= Pilzno (Hasidic dynasty) =

Polish Hasidic dynasty

Pilzno is a Hasidic dynasty named for the town of Pilzno in Southern Poland. It was founded by Rabbi Gershon Adler. Rabbi Joseph Singer, a grand son of Adler was the Pilzno Rav in America. He was a refugee who was the spiritual leader of the Stanton Street Synagogue on the Lower East Side of Manhattan, New York, from 1964 to 2002. Rabbi Singer appointed his disciple, Rabbi Yehoshua Gerzi, to build and carry on the Chasidus. Gerzi was sent to open a branch of Pilzno Hasidut in Israel. Rabbi Singer has a great grandson Rabbi Mattisyahu Braver who will become the Pilzno Rav in New York.

==Leadership==

===Rabbi Joseph Singer===
Rabbi Joseph Singer (1915-1 October 2006), a native of Pilzno and an eighth-generation descendant of Rabbi Abraham Gershon of Kitov, the brother-in-law of the Baal Shem Tov, founder of the Hasidic movement. Rabbi Singer's father, Rabbi David Singer, had served as Rav of Pilzno from 1898 to 1914.

Singer fled Nazi and Communist persecution in 1939, emigrating to New York's Lower East Side. He worked as a diamond cutter and as an employee of the United Jewish Council of the East Side while volunteering as an advocate for the poor elderly of the neighborhood. He was appointed as spiritual leader of the Stanton Street Synagogue in 1964 and served in this capacity until 2002, mostly without pay.

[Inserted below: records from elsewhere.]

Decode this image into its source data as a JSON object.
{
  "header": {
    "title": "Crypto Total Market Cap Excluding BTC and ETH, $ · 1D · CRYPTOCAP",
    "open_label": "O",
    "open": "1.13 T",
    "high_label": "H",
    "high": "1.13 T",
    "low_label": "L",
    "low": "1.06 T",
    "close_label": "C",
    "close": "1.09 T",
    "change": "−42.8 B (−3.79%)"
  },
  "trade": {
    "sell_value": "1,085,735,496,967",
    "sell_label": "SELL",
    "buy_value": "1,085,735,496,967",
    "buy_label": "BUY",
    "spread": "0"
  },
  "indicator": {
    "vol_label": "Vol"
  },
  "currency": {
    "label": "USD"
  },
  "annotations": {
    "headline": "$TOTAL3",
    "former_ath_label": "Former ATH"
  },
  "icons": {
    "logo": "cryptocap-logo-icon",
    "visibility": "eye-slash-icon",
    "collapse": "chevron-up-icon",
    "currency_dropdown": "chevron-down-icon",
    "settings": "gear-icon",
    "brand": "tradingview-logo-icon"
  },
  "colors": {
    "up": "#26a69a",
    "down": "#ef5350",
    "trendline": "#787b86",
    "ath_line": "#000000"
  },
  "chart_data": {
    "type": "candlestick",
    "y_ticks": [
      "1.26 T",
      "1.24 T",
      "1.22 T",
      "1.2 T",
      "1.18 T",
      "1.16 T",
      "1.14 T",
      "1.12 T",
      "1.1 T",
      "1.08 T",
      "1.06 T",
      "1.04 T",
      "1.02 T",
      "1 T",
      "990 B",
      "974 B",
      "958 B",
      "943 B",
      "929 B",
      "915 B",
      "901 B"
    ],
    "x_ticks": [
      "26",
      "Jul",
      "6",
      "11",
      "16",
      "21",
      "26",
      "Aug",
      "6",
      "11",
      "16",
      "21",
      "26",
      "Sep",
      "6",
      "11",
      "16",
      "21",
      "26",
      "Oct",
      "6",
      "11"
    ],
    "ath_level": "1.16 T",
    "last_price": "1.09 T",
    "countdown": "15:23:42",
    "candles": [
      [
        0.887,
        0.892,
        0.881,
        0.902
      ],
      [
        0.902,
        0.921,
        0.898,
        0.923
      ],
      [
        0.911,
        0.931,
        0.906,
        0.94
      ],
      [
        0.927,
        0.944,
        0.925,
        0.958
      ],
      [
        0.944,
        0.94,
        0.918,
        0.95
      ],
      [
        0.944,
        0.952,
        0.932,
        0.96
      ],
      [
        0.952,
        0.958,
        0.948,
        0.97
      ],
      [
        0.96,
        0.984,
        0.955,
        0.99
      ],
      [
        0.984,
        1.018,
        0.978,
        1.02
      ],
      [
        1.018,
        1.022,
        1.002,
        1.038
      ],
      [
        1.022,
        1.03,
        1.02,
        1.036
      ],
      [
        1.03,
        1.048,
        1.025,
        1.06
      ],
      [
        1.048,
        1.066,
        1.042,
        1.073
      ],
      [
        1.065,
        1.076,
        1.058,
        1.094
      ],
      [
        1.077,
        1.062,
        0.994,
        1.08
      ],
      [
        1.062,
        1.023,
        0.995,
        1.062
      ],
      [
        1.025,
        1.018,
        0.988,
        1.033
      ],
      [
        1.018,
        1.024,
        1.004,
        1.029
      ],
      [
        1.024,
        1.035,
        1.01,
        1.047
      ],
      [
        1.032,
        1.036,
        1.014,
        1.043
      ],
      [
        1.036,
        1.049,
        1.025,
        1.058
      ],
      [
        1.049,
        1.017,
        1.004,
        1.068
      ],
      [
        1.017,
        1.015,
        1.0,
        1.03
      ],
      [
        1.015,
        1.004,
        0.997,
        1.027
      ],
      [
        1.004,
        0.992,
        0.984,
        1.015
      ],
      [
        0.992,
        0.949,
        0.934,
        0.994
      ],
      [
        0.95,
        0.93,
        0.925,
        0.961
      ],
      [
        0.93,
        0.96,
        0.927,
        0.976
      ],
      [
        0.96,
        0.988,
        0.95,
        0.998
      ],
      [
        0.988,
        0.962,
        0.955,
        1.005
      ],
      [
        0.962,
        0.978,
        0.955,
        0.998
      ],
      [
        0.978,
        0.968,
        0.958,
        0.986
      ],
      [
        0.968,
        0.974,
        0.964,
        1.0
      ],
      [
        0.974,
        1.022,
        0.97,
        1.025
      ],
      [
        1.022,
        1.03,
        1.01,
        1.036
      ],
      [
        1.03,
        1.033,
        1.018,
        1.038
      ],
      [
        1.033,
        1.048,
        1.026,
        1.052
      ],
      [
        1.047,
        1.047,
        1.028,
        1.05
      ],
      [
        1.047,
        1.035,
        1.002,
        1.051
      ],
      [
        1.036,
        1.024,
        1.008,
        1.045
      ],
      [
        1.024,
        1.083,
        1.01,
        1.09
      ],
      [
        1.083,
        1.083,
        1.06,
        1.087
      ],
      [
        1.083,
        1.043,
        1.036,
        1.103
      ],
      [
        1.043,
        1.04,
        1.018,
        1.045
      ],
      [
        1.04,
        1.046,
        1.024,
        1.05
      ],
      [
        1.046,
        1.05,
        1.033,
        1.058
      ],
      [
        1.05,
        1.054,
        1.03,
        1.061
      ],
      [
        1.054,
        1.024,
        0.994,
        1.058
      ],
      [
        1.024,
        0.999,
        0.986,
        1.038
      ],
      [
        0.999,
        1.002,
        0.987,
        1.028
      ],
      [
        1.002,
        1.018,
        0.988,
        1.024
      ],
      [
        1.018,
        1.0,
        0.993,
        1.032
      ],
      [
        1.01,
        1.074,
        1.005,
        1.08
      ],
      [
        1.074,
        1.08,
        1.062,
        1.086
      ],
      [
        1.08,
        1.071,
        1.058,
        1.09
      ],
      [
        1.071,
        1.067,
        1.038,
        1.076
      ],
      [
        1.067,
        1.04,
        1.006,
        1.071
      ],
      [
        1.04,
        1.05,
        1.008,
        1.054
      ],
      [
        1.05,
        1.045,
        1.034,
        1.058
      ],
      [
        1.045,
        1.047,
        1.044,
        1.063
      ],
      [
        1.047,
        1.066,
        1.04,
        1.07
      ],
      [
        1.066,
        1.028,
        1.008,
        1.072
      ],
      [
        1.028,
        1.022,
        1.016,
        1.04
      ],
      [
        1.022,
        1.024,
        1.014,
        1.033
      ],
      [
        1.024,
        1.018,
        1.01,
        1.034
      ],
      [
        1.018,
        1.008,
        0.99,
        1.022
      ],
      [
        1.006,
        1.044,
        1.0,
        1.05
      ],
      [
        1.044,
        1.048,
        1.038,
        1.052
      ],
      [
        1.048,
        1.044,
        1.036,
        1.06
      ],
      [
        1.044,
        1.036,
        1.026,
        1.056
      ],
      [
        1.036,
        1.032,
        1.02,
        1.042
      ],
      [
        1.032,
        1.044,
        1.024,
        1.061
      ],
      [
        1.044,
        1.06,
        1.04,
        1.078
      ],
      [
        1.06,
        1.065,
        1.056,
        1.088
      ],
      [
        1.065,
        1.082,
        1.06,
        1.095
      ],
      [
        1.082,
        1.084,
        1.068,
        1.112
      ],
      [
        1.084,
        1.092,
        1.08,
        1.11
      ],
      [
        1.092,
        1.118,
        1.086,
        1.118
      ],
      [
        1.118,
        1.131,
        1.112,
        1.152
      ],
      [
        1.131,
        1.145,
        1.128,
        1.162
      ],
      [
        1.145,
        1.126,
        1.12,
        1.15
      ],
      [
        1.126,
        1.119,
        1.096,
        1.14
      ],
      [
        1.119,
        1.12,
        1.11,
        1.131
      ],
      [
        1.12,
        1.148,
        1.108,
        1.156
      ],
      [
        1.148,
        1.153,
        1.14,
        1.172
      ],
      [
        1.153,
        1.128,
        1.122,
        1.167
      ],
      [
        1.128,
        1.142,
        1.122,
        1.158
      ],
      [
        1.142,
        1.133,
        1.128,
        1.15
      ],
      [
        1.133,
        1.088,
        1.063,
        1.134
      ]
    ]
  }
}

===Rabbi Yehoshua Gerzi===
Rabbi Gerzi is the Rav of Beis Dovid Pilzno in Ramat Shilo, a subdistrict of Ramat Bet Shemesh, Israel, and the founder and dean of the Pilzno Institute for Higher Learning in that city. He is also the rabbinic coordinator for the International Kosher Organization kosher certifying agency.

== Philosophy ==
The four main pillars of the Pilzno philosophy, as developed by Rabbi Gerzi under the guidance of Rabbi Singer, are:
- Guidance - the importance of having one or several mentors to influence and guide one's growth and development (corresponding to the י in God's name, and our spiritual state)
- Knowledge - the importance of creatively acquiring and applying knowledge (corresponding to the first ה in God's name, and one's mental and creative state)
- Relationships - the importance of surrounding oneself with a supportive network of friends (corresponding to the ו in God's name, and one's social and emotional state)
- Physical and financial health - the importance of expending the necessary effort to be physically healthy and financially responsible (corresponding to the final ה in God's name, and one's physical and financial state).